One lovely day I took my granddaughter Faith for a drive through the Vermont countryside. For the entire month before that, we had longed for spring’s warm, gentle, reviving touch. But it had tarried too long in the South, uncaringly allowing Old Man Winter to bury April and even early May under his cold, wet, shrouds of morning snows.
But today was different. Spring had arrived at last, almost with a vengeance, for a hot, sunny 80 degrees in brilliant sunshine nearly paralyzed us. I was grateful for the chance to spend a day away—far from working hours and worry, far from harried days and hurry. I took the opportunity to spend one lovely day in Vermont with my granddaughter Faith.
While sauntering down a country lane, I spied a field filled with dandelions—uncountable myriads of bright yellow-faced suns, sprawling out across the broad expanse of open meadowland. I stopped the car and took Faith by the hand. We strolled to the edge to admire the view. As far as the eye could see, dandelions at the height of their glory stretched out before us—yellow, round, standing firm but soft to the touch.
Had a farmer sown them intentionally, he would have been pleased at this bumper crop. As Faith’s eyes beheld the sight, she dubbed it the most beautiful meadow in the state. “It’s a heaven of yellowness, Papa,” she declared emphatically.
A week later I found myself slaying the dandelions that had invaded my handsome backyard. I carefully gathered into a bag a few of them that had already gone to seed and angrily beheaded those about to. One by one, I snipped the seed-bearing heads off the stalks and tossed them into the bag.
Faith followed close at hand. “Papa, why don’t you want more dandelions? Why are you throwing away the seeds? Watch, Papa. I love blowing the white fluffy heads. See? New seeds for next year.”
Woo, woo, woo. She blew them into the wind across the yard.

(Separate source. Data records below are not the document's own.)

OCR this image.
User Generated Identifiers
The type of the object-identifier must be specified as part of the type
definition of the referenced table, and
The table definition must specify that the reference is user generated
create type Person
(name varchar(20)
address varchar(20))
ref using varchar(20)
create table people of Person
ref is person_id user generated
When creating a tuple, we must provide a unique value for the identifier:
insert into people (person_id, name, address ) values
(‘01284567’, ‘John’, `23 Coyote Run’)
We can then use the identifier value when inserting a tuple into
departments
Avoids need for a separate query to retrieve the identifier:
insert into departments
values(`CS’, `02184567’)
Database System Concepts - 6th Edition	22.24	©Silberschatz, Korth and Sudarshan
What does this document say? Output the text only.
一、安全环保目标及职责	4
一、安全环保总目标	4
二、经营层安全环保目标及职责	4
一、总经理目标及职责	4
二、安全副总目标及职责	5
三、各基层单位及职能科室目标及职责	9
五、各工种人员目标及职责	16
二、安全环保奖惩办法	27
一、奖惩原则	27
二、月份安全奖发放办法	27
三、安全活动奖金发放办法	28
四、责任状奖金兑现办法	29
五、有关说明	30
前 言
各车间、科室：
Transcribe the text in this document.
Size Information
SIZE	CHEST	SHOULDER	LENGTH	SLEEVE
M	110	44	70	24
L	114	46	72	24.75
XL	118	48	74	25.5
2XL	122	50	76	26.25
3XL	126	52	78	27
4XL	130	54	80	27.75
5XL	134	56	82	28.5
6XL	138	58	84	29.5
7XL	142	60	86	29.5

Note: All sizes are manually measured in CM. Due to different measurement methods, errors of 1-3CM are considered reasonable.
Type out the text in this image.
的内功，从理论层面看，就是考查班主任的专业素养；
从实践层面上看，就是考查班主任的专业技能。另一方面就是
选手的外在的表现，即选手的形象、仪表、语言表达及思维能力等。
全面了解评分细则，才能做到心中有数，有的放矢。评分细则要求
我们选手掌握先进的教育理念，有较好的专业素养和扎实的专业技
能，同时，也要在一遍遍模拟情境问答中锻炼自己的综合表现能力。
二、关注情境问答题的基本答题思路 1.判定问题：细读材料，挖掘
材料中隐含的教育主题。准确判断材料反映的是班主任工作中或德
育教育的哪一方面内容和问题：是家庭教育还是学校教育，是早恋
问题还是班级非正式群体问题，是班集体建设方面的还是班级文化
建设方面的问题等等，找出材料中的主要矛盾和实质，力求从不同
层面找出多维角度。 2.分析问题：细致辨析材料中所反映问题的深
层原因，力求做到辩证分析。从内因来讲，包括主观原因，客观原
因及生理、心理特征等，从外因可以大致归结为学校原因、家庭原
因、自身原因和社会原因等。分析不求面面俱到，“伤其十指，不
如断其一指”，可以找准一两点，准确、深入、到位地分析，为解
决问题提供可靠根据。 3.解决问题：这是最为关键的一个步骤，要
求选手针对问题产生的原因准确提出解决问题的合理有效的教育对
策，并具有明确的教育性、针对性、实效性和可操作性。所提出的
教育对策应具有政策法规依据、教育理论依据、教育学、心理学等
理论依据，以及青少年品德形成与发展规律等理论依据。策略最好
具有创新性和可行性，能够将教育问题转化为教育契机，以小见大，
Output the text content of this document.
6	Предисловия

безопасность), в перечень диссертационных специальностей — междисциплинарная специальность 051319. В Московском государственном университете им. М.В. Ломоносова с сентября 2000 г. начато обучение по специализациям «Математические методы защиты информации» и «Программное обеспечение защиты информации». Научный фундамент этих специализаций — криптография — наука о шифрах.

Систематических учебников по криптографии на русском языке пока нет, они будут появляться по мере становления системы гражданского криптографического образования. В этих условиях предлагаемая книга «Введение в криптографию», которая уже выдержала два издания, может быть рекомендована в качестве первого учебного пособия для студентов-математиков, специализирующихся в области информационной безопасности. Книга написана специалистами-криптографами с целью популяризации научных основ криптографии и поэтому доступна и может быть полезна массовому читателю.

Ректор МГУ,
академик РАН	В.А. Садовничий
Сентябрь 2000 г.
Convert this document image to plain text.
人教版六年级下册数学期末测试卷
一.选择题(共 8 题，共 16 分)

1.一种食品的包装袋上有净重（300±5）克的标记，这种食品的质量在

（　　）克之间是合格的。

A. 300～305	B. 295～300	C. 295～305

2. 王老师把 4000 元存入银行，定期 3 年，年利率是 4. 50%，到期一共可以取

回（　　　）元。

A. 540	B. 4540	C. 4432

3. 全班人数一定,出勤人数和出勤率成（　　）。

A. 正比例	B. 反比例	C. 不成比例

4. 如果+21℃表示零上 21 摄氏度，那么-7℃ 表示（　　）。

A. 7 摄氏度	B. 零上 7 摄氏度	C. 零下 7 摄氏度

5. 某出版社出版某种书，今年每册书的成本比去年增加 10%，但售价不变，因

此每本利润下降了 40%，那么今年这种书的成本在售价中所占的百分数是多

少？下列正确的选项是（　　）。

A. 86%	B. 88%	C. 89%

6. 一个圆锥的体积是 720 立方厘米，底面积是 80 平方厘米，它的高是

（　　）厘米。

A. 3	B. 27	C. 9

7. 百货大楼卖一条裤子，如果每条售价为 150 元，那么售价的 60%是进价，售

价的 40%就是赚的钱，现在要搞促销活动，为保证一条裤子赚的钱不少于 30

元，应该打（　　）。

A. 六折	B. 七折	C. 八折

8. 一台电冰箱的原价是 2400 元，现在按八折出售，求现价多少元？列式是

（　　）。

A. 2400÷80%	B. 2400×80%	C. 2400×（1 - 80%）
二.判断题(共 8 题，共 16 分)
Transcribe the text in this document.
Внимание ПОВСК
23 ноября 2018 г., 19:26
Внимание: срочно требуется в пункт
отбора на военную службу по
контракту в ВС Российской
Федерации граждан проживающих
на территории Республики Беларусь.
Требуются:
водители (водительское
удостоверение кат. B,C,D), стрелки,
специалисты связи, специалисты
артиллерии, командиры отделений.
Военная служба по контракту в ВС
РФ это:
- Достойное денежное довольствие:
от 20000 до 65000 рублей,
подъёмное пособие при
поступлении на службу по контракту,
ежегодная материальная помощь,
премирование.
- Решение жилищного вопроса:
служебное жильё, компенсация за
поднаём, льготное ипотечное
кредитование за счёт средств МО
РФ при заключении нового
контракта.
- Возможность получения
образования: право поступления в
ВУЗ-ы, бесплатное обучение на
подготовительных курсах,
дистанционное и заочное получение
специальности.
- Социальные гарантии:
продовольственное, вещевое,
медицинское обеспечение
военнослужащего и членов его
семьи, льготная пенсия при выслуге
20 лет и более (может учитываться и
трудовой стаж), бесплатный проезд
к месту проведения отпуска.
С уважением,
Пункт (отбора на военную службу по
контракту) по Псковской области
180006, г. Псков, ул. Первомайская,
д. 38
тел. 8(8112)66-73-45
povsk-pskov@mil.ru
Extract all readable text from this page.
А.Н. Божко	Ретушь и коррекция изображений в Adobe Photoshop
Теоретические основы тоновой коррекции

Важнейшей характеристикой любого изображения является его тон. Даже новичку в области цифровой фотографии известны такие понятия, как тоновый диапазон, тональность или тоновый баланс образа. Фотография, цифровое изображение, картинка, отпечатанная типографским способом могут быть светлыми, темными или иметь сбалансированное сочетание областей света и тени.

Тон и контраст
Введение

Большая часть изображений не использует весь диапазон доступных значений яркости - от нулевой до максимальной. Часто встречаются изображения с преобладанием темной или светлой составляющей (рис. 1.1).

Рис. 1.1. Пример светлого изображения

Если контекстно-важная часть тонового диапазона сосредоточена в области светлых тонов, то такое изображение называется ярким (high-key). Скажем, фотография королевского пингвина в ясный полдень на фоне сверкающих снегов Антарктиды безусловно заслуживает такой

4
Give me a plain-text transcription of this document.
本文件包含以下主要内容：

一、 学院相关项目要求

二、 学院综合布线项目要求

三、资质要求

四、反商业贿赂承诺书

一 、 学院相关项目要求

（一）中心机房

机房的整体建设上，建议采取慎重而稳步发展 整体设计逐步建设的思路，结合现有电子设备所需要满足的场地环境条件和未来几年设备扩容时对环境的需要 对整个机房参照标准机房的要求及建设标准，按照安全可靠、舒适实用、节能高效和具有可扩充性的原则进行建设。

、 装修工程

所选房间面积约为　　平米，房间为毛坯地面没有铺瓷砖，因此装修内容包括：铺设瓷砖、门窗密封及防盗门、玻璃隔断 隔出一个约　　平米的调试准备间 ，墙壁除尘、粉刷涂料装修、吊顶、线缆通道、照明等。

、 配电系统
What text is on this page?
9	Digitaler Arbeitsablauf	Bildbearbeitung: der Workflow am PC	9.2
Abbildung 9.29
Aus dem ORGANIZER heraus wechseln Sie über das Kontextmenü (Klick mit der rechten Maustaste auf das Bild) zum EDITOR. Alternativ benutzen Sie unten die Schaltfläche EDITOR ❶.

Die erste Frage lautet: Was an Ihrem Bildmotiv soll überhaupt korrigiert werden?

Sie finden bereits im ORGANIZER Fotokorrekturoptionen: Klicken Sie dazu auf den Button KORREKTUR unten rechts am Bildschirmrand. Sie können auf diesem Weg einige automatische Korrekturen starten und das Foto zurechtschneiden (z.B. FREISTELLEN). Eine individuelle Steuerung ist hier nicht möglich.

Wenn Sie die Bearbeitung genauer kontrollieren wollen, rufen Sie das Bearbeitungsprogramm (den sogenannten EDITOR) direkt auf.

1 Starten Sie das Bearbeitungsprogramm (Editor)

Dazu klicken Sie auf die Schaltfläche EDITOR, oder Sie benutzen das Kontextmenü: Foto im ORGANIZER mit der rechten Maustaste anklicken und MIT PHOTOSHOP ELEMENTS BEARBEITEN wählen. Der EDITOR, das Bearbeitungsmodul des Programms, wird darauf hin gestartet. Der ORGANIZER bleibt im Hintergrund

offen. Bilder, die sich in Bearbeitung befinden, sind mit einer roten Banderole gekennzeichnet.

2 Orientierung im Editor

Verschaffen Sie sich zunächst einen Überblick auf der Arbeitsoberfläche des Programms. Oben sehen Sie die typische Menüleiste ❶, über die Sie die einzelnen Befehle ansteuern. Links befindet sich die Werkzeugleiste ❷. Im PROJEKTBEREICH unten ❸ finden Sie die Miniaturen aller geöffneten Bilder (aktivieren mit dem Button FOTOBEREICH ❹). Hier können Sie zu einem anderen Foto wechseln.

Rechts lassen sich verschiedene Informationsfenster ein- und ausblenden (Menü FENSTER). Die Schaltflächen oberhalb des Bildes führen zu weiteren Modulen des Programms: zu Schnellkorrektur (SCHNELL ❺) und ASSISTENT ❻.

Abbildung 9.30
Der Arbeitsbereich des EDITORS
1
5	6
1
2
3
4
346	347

“There you go, Papa! Next year you will have a heaven of yellowness here! You will have the prettiest yard in town!”
I smiled wryly and bit my tongue.
For the moment, Faith was in her glory, scampering around delightedly in a small version of her heaven of yellowness. She selected only the plumpest and loveliest dandelions for her Mimi’s vase and merrily blew a few of the “fluffy heads”, chasing their parachute seeds around the yard.
But then the next morning Faith came out in the yard with her Papa again. Overnight all the yellow dandelions had closed up their heads. Faith was crushed. “Your heaven of yellowness is gone. Now they’re ugly!”
I pictured the future—tomorrow a sea of fluffy heads waiting for the wind to blow their seeds all over my yard, and the next day hideous headless stalks, and next spring too many dandelions.
“Oh, my precious little one,” I replied with a knowing smile, “don’t be charmed by the dandelions of life—they have only one lovely day.